Cinévore longtemps, je maudis aujourd'hui Renaud qui peut régulièrement écumer les petites salles obscures de Toulouse à des tarifs honnêtes.

Je rêve d'aventures inhabituelles, de projets foireux, et de discussions inattendues, de celles qui vous font changer d'avis. J'écris d'ordinaire plus facilement des billets sur des livres, des films, des musiques qui m'ont beaucoup plu. C'est pourquoi vous serez peut-être vite lassé des chroniques enthousiastes, je tacherai donc par souci d'équité de parler un peu des autres qui m'ont moins convaincu.

Renaud

Ma vie, mon œuvre, mon cul

Né un 11 septembre, 14 ans avant les célèbres faits d’artificiers de 2001, j’ai consommé mes plus jeunes années entre Carcassonne et un bled paumé de la Montagne Noire dont je tairai le nom par respect pour les habitants de Castanviels. Depuis 2005, je profite du cosmopolitisme toulousain et occupe aujourd’hui le statut privilégié de thésard en imagerie médicale.

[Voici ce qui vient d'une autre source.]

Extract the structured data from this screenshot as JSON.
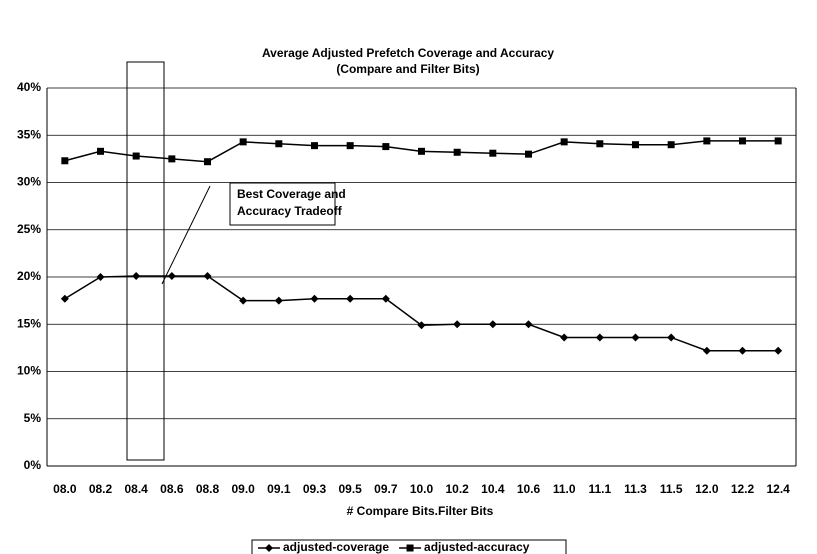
{
  "chart_data": {
    "type": "line",
    "title": "Average Adjusted Prefetch Coverage and Accuracy",
    "subtitle": "(Compare and Filter Bits)",
    "x_label": "# Compare Bits.Filter Bits",
    "categories": [
      "08.0",
      "08.2",
      "08.4",
      "08.6",
      "08.8",
      "09.0",
      "09.1",
      "09.3",
      "09.5",
      "09.7",
      "10.0",
      "10.2",
      "10.4",
      "10.6",
      "11.0",
      "11.1",
      "11.3",
      "11.5",
      "12.0",
      "12.2",
      "12.4"
    ],
    "series": [
      {
        "name": "adjusted-coverage",
        "color": "#000000",
        "marker": "diamond",
        "values": [
          17.7,
          20.0,
          20.1,
          20.1,
          20.1,
          17.5,
          17.5,
          17.7,
          17.7,
          17.7,
          14.9,
          15.0,
          15.0,
          15.0,
          13.6,
          13.6,
          13.6,
          13.6,
          12.2,
          12.2,
          12.2
        ]
      },
      {
        "name": "adjusted-accuracy",
        "color": "#000000",
        "marker": "square",
        "values": [
          32.3,
          33.3,
          32.8,
          32.5,
          32.2,
          34.3,
          34.1,
          33.9,
          33.9,
          33.8,
          33.3,
          33.2,
          33.1,
          33.0,
          34.3,
          34.1,
          34.0,
          34.0,
          34.4,
          34.4,
          34.4
        ]
      }
    ],
    "ylim": [
      0,
      40
    ],
    "yticks": [
      {
        "value": 0,
        "label": "0%"
      },
      {
        "value": 5,
        "label": "5%"
      },
      {
        "value": 10,
        "label": "10%"
      },
      {
        "value": 15,
        "label": "15%"
      },
      {
        "value": 20,
        "label": "20%"
      },
      {
        "value": 25,
        "label": "25%"
      },
      {
        "value": 30,
        "label": "30%"
      },
      {
        "value": 35,
        "label": "35%"
      },
      {
        "value": 40,
        "label": "40%"
      }
    ],
    "grid": true,
    "legend": "bottom",
    "annotation": [
      "Best Coverage and",
      "Accuracy Tradeoff"
    ]
  }
}
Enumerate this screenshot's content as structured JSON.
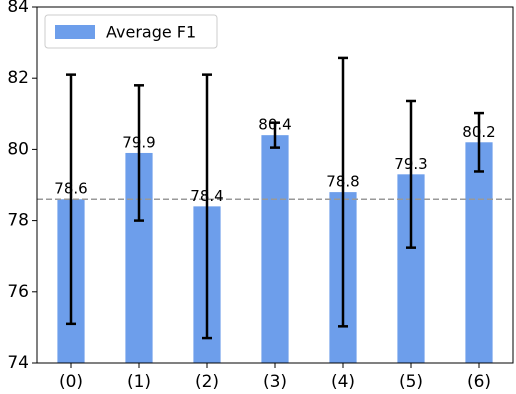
{
  "chart_data": {
    "type": "bar",
    "categories": [
      "(0)",
      "(1)",
      "(2)",
      "(3)",
      "(4)",
      "(5)",
      "(6)"
    ],
    "series": [
      {
        "name": "Average F1",
        "color": "#6d9eeb",
        "values": [
          78.6,
          79.9,
          78.4,
          80.4,
          78.8,
          79.3,
          80.2
        ],
        "errors": [
          3.5,
          1.9,
          3.7,
          0.35,
          3.77,
          2.06,
          0.82
        ]
      }
    ],
    "ylim": [
      74,
      84
    ],
    "yticks": [
      74,
      76,
      78,
      80,
      82,
      84
    ],
    "hline": 78.6,
    "hline_color": "#999999",
    "legend": "upper left",
    "show_value_labels": true
  }
}
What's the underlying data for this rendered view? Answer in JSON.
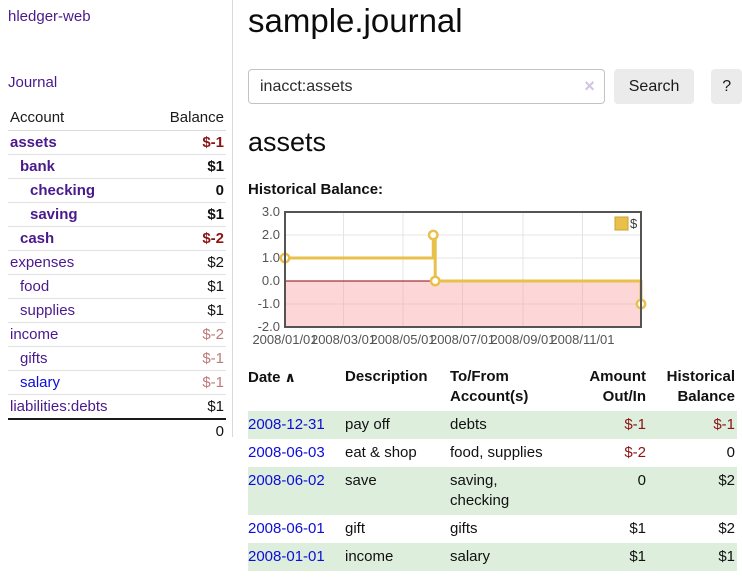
{
  "app": {
    "title": "hledger-web",
    "nav_journal": "Journal"
  },
  "colors": {
    "link_purple": "#4a1a8c",
    "link_blue": "#0d0dd9",
    "negative_strong": "#8b1414",
    "negative_muted": "#bb7a7a",
    "row_stripe_green": "#ddeedd",
    "button_bg": "#ebebeb",
    "chart_line_gold": "#e9c04a",
    "chart_negative_fill": "#fbdcdc",
    "chart_zero_line": "#8c0606",
    "chart_border": "#545454"
  },
  "sidebar": {
    "headers": [
      "Account",
      "Balance"
    ],
    "rows": [
      {
        "label": "assets",
        "depth": 1,
        "bold": true,
        "link_color": "purple",
        "balance": "$-1",
        "balance_style": "neg-strong"
      },
      {
        "label": "bank",
        "depth": 2,
        "bold": true,
        "link_color": "purple",
        "balance": "$1",
        "balance_style": "plain"
      },
      {
        "label": "checking",
        "depth": 3,
        "bold": true,
        "link_color": "purple",
        "balance": "0",
        "balance_style": "plain"
      },
      {
        "label": "saving",
        "depth": 3,
        "bold": true,
        "link_color": "purple",
        "balance": "$1",
        "balance_style": "plain"
      },
      {
        "label": "cash",
        "depth": 2,
        "bold": true,
        "link_color": "purple",
        "balance": "$-2",
        "balance_style": "neg-strong"
      },
      {
        "label": "expenses",
        "depth": 1,
        "bold": false,
        "link_color": "purple",
        "balance": "$2",
        "balance_style": "plain"
      },
      {
        "label": "food",
        "depth": 2,
        "bold": false,
        "link_color": "purple",
        "balance": "$1",
        "balance_style": "plain"
      },
      {
        "label": "supplies",
        "depth": 2,
        "bold": false,
        "link_color": "purple",
        "balance": "$1",
        "balance_style": "plain"
      },
      {
        "label": "income",
        "depth": 1,
        "bold": false,
        "link_color": "purple",
        "balance": "$-2",
        "balance_style": "neg-muted"
      },
      {
        "label": "gifts",
        "depth": 2,
        "bold": false,
        "link_color": "purple",
        "balance": "$-1",
        "balance_style": "neg-muted"
      },
      {
        "label": "salary",
        "depth": 2,
        "bold": false,
        "link_color": "blue",
        "balance": "$-1",
        "balance_style": "neg-muted"
      },
      {
        "label": "liabilities:debts",
        "depth": 1,
        "bold": false,
        "link_color": "purple",
        "balance": "$1",
        "balance_style": "plain"
      }
    ],
    "total": "0"
  },
  "main": {
    "title": "sample.journal",
    "search": {
      "value": "inacct:assets",
      "clear_icon": "×",
      "button": "Search",
      "help": "?"
    },
    "account_heading": "assets",
    "chart_label": "Historical Balance:"
  },
  "chart_data": {
    "type": "line",
    "title": "Historical Balance:",
    "step": true,
    "series": [
      {
        "name": "$",
        "color": "#e9c04a",
        "points": [
          [
            "2008-01-01",
            1
          ],
          [
            "2008-06-01",
            2
          ],
          [
            "2008-06-03",
            0
          ],
          [
            "2008-12-31",
            -1
          ]
        ]
      }
    ],
    "x_start": "2008-01-01",
    "x_end": "2008-12-31",
    "ylim": [
      -2,
      3
    ],
    "ytick_labels": [
      "3.0",
      "2.0",
      "1.0",
      "0.0",
      "-1.0",
      "-2.0"
    ],
    "ytick_values": [
      3,
      2,
      1,
      0,
      -1,
      -2
    ],
    "xtick_labels": [
      "2008/01/01",
      "2008/03/01",
      "2008/05/01",
      "2008/07/01",
      "2008/09/01",
      "2008/11/01"
    ],
    "xtick_dates": [
      "2008-01-01",
      "2008-03-01",
      "2008-05-01",
      "2008-07-01",
      "2008-09-01",
      "2008-11-01"
    ],
    "legend": {
      "label": "$",
      "position": "top-right"
    },
    "grid": true,
    "negative_region_shaded": true
  },
  "register": {
    "headers": [
      {
        "lines": [
          "Date"
        ],
        "align": "left",
        "sort": "asc",
        "sort_icon": "∧"
      },
      {
        "lines": [
          "Description"
        ],
        "align": "left"
      },
      {
        "lines": [
          "To/From",
          "Account(s)"
        ],
        "align": "left"
      },
      {
        "lines": [
          "Amount",
          "Out/In"
        ],
        "align": "right"
      },
      {
        "lines": [
          "Historical",
          "Balance"
        ],
        "align": "right"
      }
    ],
    "rows": [
      {
        "date": "2008-12-31",
        "description": "pay off",
        "accounts": "debts",
        "amount": "$-1",
        "amount_neg": true,
        "balance": "$-1",
        "balance_neg": true
      },
      {
        "date": "2008-06-03",
        "description": "eat & shop",
        "accounts": "food, supplies",
        "amount": "$-2",
        "amount_neg": true,
        "balance": "0",
        "balance_neg": false
      },
      {
        "date": "2008-06-02",
        "description": "save",
        "accounts": "saving, checking",
        "amount": "0",
        "amount_neg": false,
        "balance": "$2",
        "balance_neg": false
      },
      {
        "date": "2008-06-01",
        "description": "gift",
        "accounts": "gifts",
        "amount": "$1",
        "amount_neg": false,
        "balance": "$2",
        "balance_neg": false
      },
      {
        "date": "2008-01-01",
        "description": "income",
        "accounts": "salary",
        "amount": "$1",
        "amount_neg": false,
        "balance": "$1",
        "balance_neg": false
      }
    ]
  }
}
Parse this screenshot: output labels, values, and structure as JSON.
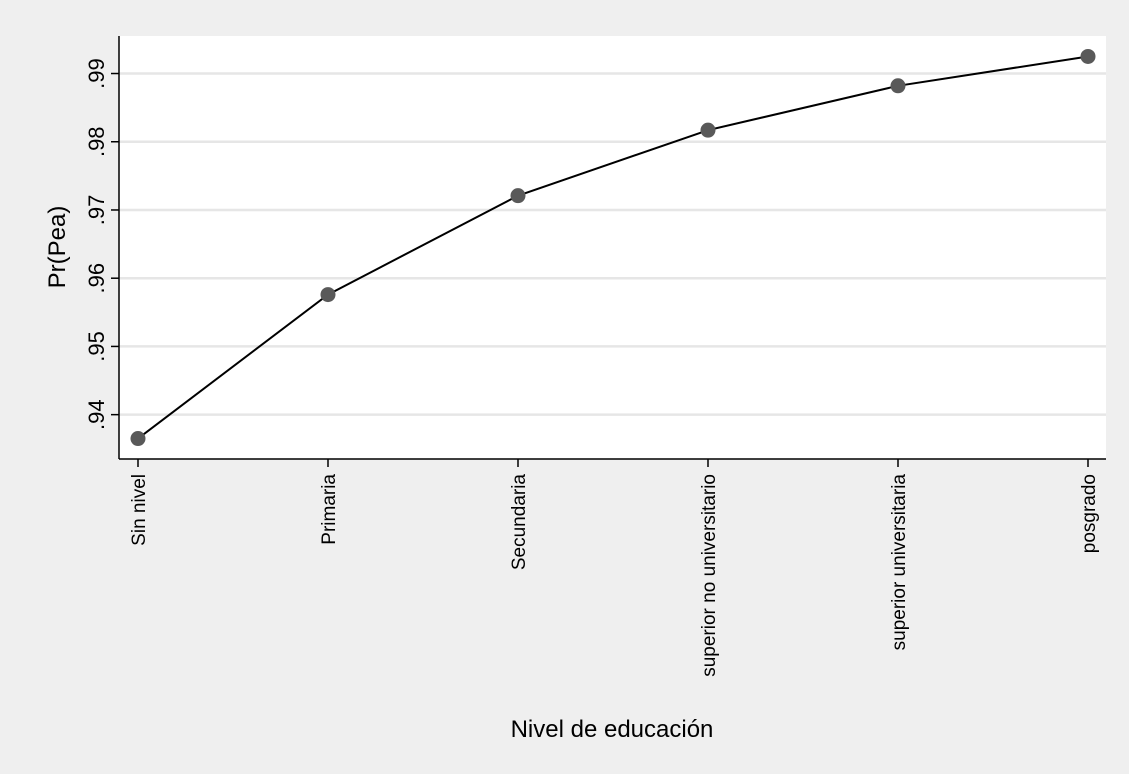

Distractions, errements et autres attardements

Savourer la poésie de Jim Morrison, admirer les combats de Joe Strummer, regretter l’humour d’antan, pester sur les journaux gratuits en lisant le Diplo dans le métro, vouer un culte à ma Jazz Bass Fender, éprouver une certaine autosatisfaction à gagner des compétitions de snowboard les doigts dans le nez, crapahuter 7 jours et 7 nuits sans contact avec le monde extérieur, faire du vtt (quand on ne me l’a pas volé), siroter un rhum au milieu d’un champ de canne à La Réunion, picoler des Picon-bières au Petit London, écumer les petits cinémas de Toulouse, s’extasier devant la nourriture taïwanaise (et donc devant les cuisines chinoise, japonaise et coréenne), baragouiner quelques mots de Chinois, discuter philo, photo et politique (en même temps si possible), feindre la compréhension de Marx et les marxistes de Kostas Papaioannou, et SURTOUT pisser la nuit contre un arbre en pleine montagne en humant l’air frais environnant.

Clément

J'ai poussé dans la plaine sous l'oeil vert protecteur de quelques ballons. Après, j'ai traîne ma celtitude en Ecosse et une Highland Cow m'a déposé chez les canards. J'apprends donc à cancaner quand ma canne est pas cassée. J'ai commencé à m'attarder quand j'ai eu mon premier livre d'Aragon entre les mains. Il y a lui et les autres, Prévert le salutaire et Desproges ce zouave ! Et puis London et Bouvier qui sont les seuls à avoir voyagé, et Céline et Fante qui sont les inventeurs du noir. L'Ecosse m'a livré son amour du whisky, des bars sombres et du vide, les poètes m'ont fait toucher la rime. Je pousse avec eux sans précipitation.